Upon installation, I fell in love with its menu bar. I recently purchased an Eee PC 901, which has a maximum resolution of 1024×600 — so screen real estate is of particular interest to me. The menu/navigation is a minimalist's dream: tabs at the very top, address bar, drop-down menus from within the address bar. The extra 50 or so vertical pixels it saves on my screen is quite noticeable on this netbook when compared to Mozilla Firefox.
Each tab in Google Chrome is treated as a different process (at least in Windows XP) when I open up the task manager. I am not really sure what this does in terms of efficiency, but it is a different approach than Firefox (which I have been known to inflate to nearly a gigabyte through the over-use of tabs). If you have an opinion on this technical matter, please, let us know in the comments!
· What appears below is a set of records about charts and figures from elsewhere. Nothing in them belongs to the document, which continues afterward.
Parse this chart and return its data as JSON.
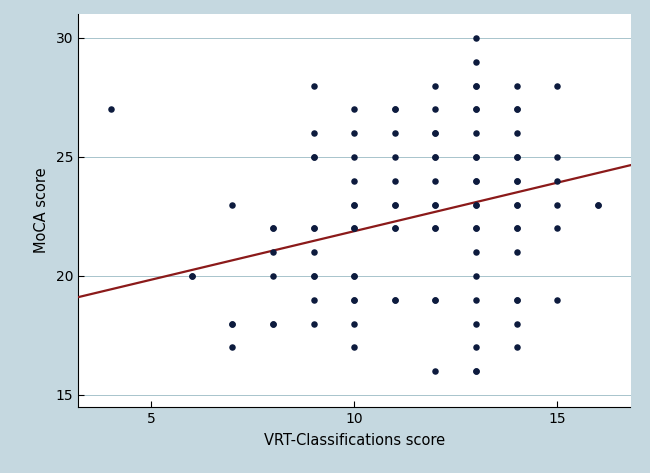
{
  "title": "",
  "xlabel": "VRT-Classifications score",
  "ylabel": "MoCA score",
  "background_color": "#c5d8e0",
  "plot_bg_color": "#ffffff",
  "dot_color": "#0d1b3e",
  "line_color": "#8b1a1a",
  "xlim": [
    3.2,
    16.8
  ],
  "ylim": [
    14.5,
    31
  ],
  "xticks": [
    5,
    10,
    15
  ],
  "yticks": [
    15,
    20,
    25,
    30
  ],
  "line_x_start": 3.2,
  "line_x_end": 16.8,
  "line_slope": 0.408,
  "line_intercept": 17.8,
  "points": [
    [
      4,
      27
    ],
    [
      6,
      20
    ],
    [
      6,
      20
    ],
    [
      7,
      18
    ],
    [
      7,
      18
    ],
    [
      7,
      17
    ],
    [
      7,
      23
    ],
    [
      8,
      22
    ],
    [
      8,
      22
    ],
    [
      8,
      21
    ],
    [
      8,
      20
    ],
    [
      8,
      18
    ],
    [
      8,
      18
    ],
    [
      9,
      28
    ],
    [
      9,
      26
    ],
    [
      9,
      25
    ],
    [
      9,
      25
    ],
    [
      9,
      22
    ],
    [
      9,
      22
    ],
    [
      9,
      21
    ],
    [
      9,
      20
    ],
    [
      9,
      20
    ],
    [
      9,
      19
    ],
    [
      9,
      18
    ],
    [
      10,
      27
    ],
    [
      10,
      26
    ],
    [
      10,
      25
    ],
    [
      10,
      24
    ],
    [
      10,
      23
    ],
    [
      10,
      23
    ],
    [
      10,
      22
    ],
    [
      10,
      22
    ],
    [
      10,
      20
    ],
    [
      10,
      20
    ],
    [
      10,
      19
    ],
    [
      10,
      19
    ],
    [
      10,
      18
    ],
    [
      10,
      17
    ],
    [
      11,
      27
    ],
    [
      11,
      27
    ],
    [
      11,
      26
    ],
    [
      11,
      25
    ],
    [
      11,
      24
    ],
    [
      11,
      23
    ],
    [
      11,
      23
    ],
    [
      11,
      22
    ],
    [
      11,
      22
    ],
    [
      11,
      19
    ],
    [
      11,
      19
    ],
    [
      12,
      28
    ],
    [
      12,
      27
    ],
    [
      12,
      26
    ],
    [
      12,
      26
    ],
    [
      12,
      25
    ],
    [
      12,
      25
    ],
    [
      12,
      24
    ],
    [
      12,
      23
    ],
    [
      12,
      23
    ],
    [
      12,
      22
    ],
    [
      12,
      22
    ],
    [
      12,
      19
    ],
    [
      12,
      19
    ],
    [
      12,
      16
    ],
    [
      13,
      30
    ],
    [
      13,
      29
    ],
    [
      13,
      28
    ],
    [
      13,
      28
    ],
    [
      13,
      27
    ],
    [
      13,
      27
    ],
    [
      13,
      26
    ],
    [
      13,
      25
    ],
    [
      13,
      25
    ],
    [
      13,
      24
    ],
    [
      13,
      24
    ],
    [
      13,
      23
    ],
    [
      13,
      23
    ],
    [
      13,
      22
    ],
    [
      13,
      22
    ],
    [
      13,
      21
    ],
    [
      13,
      20
    ],
    [
      13,
      19
    ],
    [
      13,
      18
    ],
    [
      13,
      17
    ],
    [
      13,
      16
    ],
    [
      13,
      16
    ],
    [
      14,
      28
    ],
    [
      14,
      27
    ],
    [
      14,
      27
    ],
    [
      14,
      26
    ],
    [
      14,
      25
    ],
    [
      14,
      25
    ],
    [
      14,
      24
    ],
    [
      14,
      24
    ],
    [
      14,
      23
    ],
    [
      14,
      23
    ],
    [
      14,
      22
    ],
    [
      14,
      22
    ],
    [
      14,
      21
    ],
    [
      14,
      19
    ],
    [
      14,
      19
    ],
    [
      14,
      18
    ],
    [
      14,
      17
    ],
    [
      15,
      28
    ],
    [
      15,
      25
    ],
    [
      15,
      24
    ],
    [
      15,
      23
    ],
    [
      15,
      22
    ],
    [
      15,
      19
    ],
    [
      16,
      23
    ],
    [
      16,
      23
    ]
  ]
}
The Chrome's default start page is like the desktop version of iGoogle. It will apparently track the most visited sites, and display them in page previews for easy access. I am not convinced of this yet, but it could turn out to be a great addition to a streamlined product.
I fooled around a bit on Meebo, YouTube, Wikipedia, Gmail, Flickr, and some WordPress installations, all without encountering any glaring errors or compliancy issues.*
Since the blogs and forums I frequent will be all ablaze about this over the coming months, I thought I'd get my limited initial reaction to the product out there with the promise of a full review to come. Something to add? Drop it in the comments.
*Update: The WYSIWYG editor in WordPress doesn't appear to be very compatible with Google Chrome. More comparisons and compatibility issues to come in the full review.